9. Success Metrics (MVP)

MetricTarget
95% of syncs complete within 5 minutes
< 1% sync failures per day
100% outbound audit coverage
< 0.1% login failures
429 ratio < 2% for any target (rolling 10m)
Mean time to recover via snapshot replay < 10m

10. Open Questions (answered for MVP)

  1. Restrict Google login to @thevillalife.com? Optional; if enabled, enforce in callback using verified email domain.
  2. Auto‑sync on Unit delete? No hard delete; status='archived' in TVL; enqueue delete to Hostaway per mapping.
  3. Token expiry rotation & alarms? Yes; alerts at T‑60/T‑30 days; handle 403 as rotation hint.
  4. OutboundAudit retention? 90 days default with scheduled purge; export summary metrics before deletion.
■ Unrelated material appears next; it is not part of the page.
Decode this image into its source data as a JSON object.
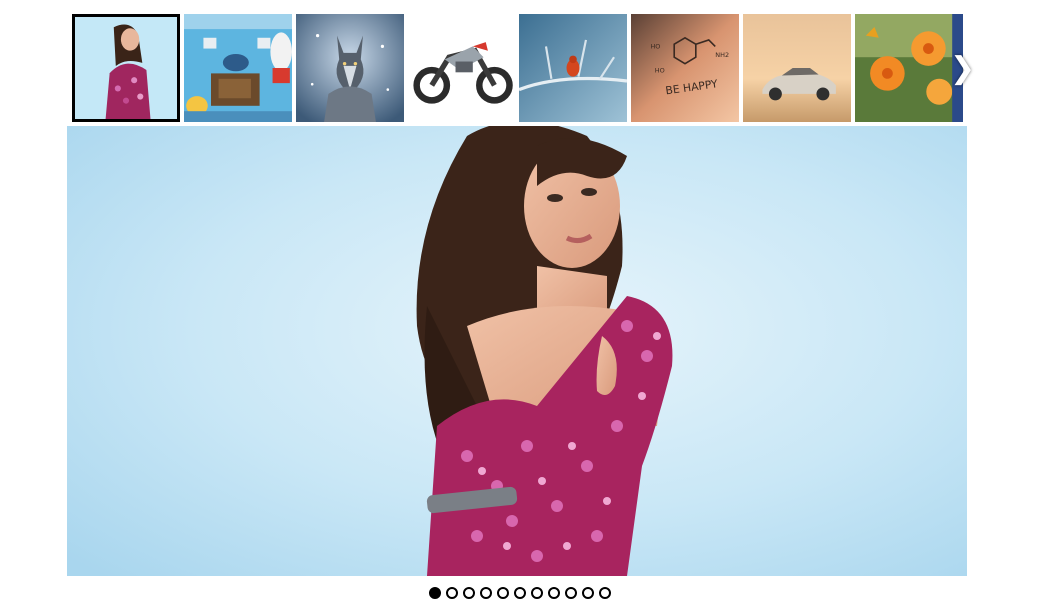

11. Acceptance Criteria (selected)

  • Creating/updating a Unit persists a snapshot, increments version, and enqueues exactly one job per linked ChannelTarget when hash differs.
  • Publishing respects per‑target limiter; 429s update retry_after_at and are retried with full‑jitter; no other targets are blocked.
  • Health dashboard reflects state changes within ≤20s under nominal load; polling backs off on ≥429/503 and pauses when tab is hidden.
  • Duplicate enqueue prevented by DB uniqueness on (listing_id, idempotency_key).
  • Admin can preview diffs and replay from a selected snapshot; changes are reflected in audit and metrics.
  • All session cookies are Secure, HttpOnly, SameSite=Lax and rotate on role changes.

12. Change Log (relative to prior PRD)

  • Added Unit Snapshots and diff/replay flows.
  • Added DB UNIQUE(listing_id, idempotency_key) and partial indexes; added retry_after_at field.
  • Clarified per‑target rate limiters, jitter strategy, and 429 alerting.
  • Clarified cookie hardening and optional domain enforcement.
  • Added PgBouncer in prod, Redis noeviction, OTel Collector with Prometheus receiver.
  • Expanded metrics/SLOs and health dashboard scope.

13. Questions

  • Q1. Do we not get back in v0 the booking details from Hostaway?
  • A1. No, in v0 we will push properties out to Hostaway, but in v0.1 we can start to get data back, and definitely before we get 2 hostaway sites.